We're running kubelet 1.18.3 with Docker 19.03.12 on a baremetal Linux cluster. We noticed today that we had a lot of pod evictions that we traced to disk space pressure on a node. For that particular node, we had passed the 80% threshold on the file system holding the Docker nodefs.
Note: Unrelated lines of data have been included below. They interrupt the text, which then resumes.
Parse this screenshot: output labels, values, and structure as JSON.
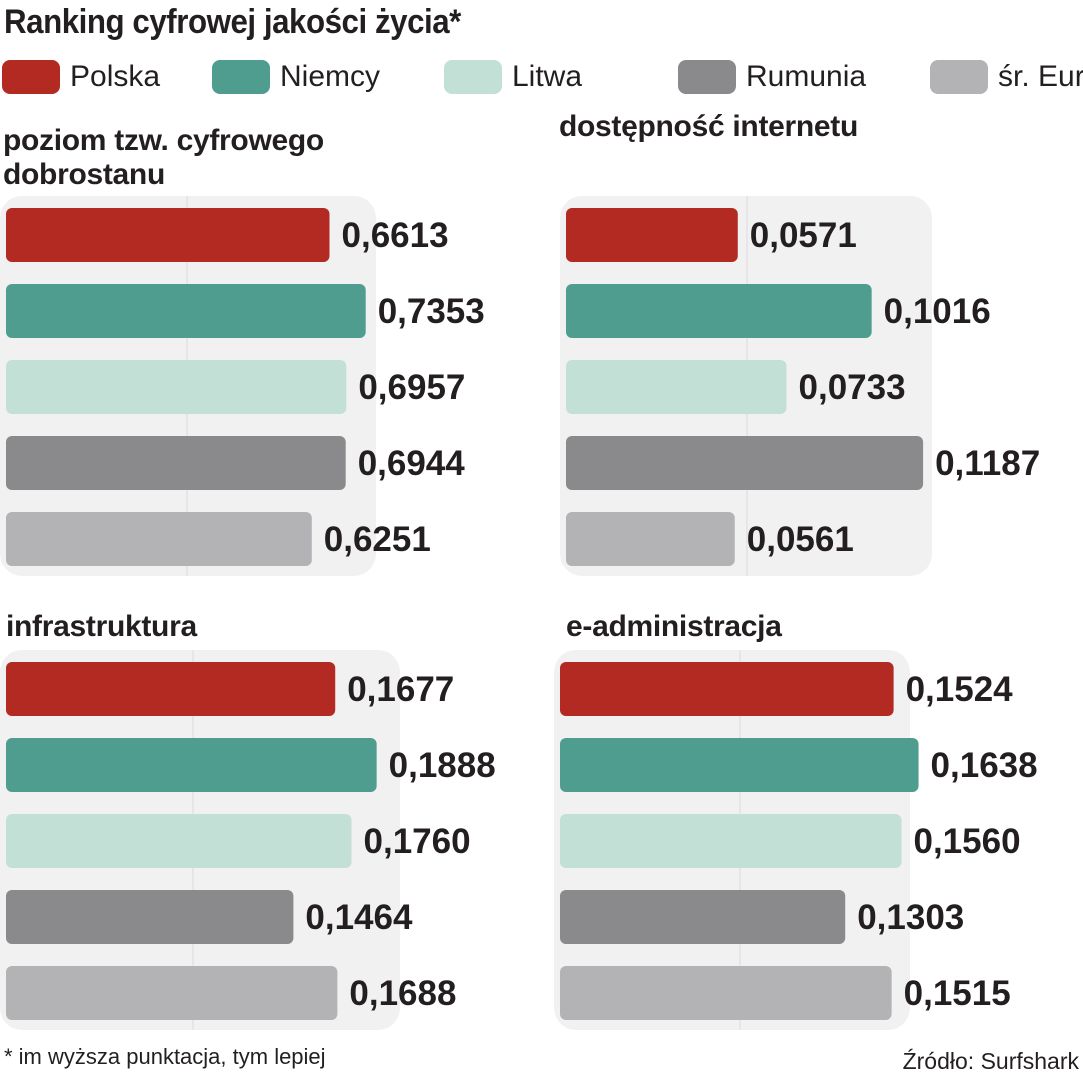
{
  "title": "Ranking cyfrowej jakości życia*",
  "legend": [
    {
      "label": "Polska",
      "color": "#b22a22"
    },
    {
      "label": "Niemcy",
      "color": "#4f9d8f"
    },
    {
      "label": "Litwa",
      "color": "#c3e0d7"
    },
    {
      "label": "Rumunia",
      "color": "#8a8a8c"
    },
    {
      "label": "śr. Eur.",
      "color": "#b3b3b5"
    }
  ],
  "footnote": "* im wyższa punktacja, tym lepiej",
  "source": "Źródło: Surfshark",
  "chart_data": [
    {
      "type": "bar",
      "title_lines": [
        "poziom tzw. cyfrowego",
        "dobrostanu"
      ],
      "categories": [
        "Polska",
        "Niemcy",
        "Litwa",
        "Rumunia",
        "śr. Eur."
      ],
      "values": [
        0.6613,
        0.7353,
        0.6957,
        0.6944,
        0.6251
      ],
      "labels": [
        "0,6613",
        "0,7353",
        "0,6957",
        "0,6944",
        "0,6251"
      ],
      "colors": [
        "#b22a22",
        "#4f9d8f",
        "#c3e0d7",
        "#8a8a8c",
        "#b3b3b5"
      ],
      "xlim": [
        0,
        0.74
      ],
      "orientation": "horizontal"
    },
    {
      "type": "bar",
      "title_lines": [
        "dostępność internetu"
      ],
      "categories": [
        "Polska",
        "Niemcy",
        "Litwa",
        "Rumunia",
        "śr. Eur."
      ],
      "values": [
        0.0571,
        0.1016,
        0.0733,
        0.1187,
        0.0561
      ],
      "labels": [
        "0,0571",
        "0,1016",
        "0,0733",
        "0,1187",
        "0,0561"
      ],
      "colors": [
        "#b22a22",
        "#4f9d8f",
        "#c3e0d7",
        "#8a8a8c",
        "#b3b3b5"
      ],
      "xlim": [
        0,
        0.12
      ],
      "orientation": "horizontal"
    },
    {
      "type": "bar",
      "title_lines": [
        "infrastruktura"
      ],
      "categories": [
        "Polska",
        "Niemcy",
        "Litwa",
        "Rumunia",
        "śr. Eur."
      ],
      "values": [
        0.1677,
        0.1888,
        0.176,
        0.1464,
        0.1688
      ],
      "labels": [
        "0,1677",
        "0,1888",
        "0,1760",
        "0,1464",
        "0,1688"
      ],
      "colors": [
        "#b22a22",
        "#4f9d8f",
        "#c3e0d7",
        "#8a8a8c",
        "#b3b3b5"
      ],
      "xlim": [
        0,
        0.19
      ],
      "orientation": "horizontal"
    },
    {
      "type": "bar",
      "title_lines": [
        "e-administracja"
      ],
      "categories": [
        "Polska",
        "Niemcy",
        "Litwa",
        "Rumunia",
        "śr. Eur."
      ],
      "values": [
        0.1524,
        0.1638,
        0.156,
        0.1303,
        0.1515
      ],
      "labels": [
        "0,1524",
        "0,1638",
        "0,1560",
        "0,1303",
        "0,1515"
      ],
      "colors": [
        "#b22a22",
        "#4f9d8f",
        "#c3e0d7",
        "#8a8a8c",
        "#b3b3b5"
      ],
      "xlim": [
        0,
        0.164
      ],
      "orientation": "horizontal"
    }
  ]
}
But the culprit was in /var/lib/kubelet/pods/{{pod-uid}}/volumes/kubernetes.io~nfs/{{pv}}. On inspection, that directory held a copy. (a cache???) of an NFS persistent volume mounted ReadOnlyMany by the pod through a PersistentVolumeClaim. The pod is ultimately based on Debian Stretch and OpenJDK. If we exec into the pod, we see the nfs mount point for the PV as we would expect:
server:/export-path on /local-volume type nfs4 (ro,relatime,vers=4.2,rsize=1048576,wsize=1048576,namlen=255,hard,proto=tcp,port=0,timeo=600,retrans=2,sec=sys,clientaddr=nn.nn.nn.nn,local_lock=none,addr=nn.nn.nn.nn)
However, docker inspect -f '{{.Mounts}}' container-id
also shows the mount point /local-volume
as being bound to /var/lib/kubelet/pods/{{pod-uid}}/volumes/kubernetes.io~nfs/{{pv}}
So two questions: 1. AFAIK, nfsv4 client doesn't cache files in the mounted file system, so where are these copies coming from? 2. Is there a way to manage this local cache? The external PV is pretty large, and we don't need it to be cached as a local volume in the pod.
I should have looked deeper into the host's mtab. Kubelet mounts the pod's persistent volume claim binding into /var/lib/kubelet/pods/{{pod-uid}}/volumes/kubernetes.io~nfs/{{pv}}
, so the container's persistent volume appears in the host's file system.
Lesson learned. Use du -x -h -s * | sort -h
when hunting down big disk space offenders to not get distracted by (i.e., nfs) mount points.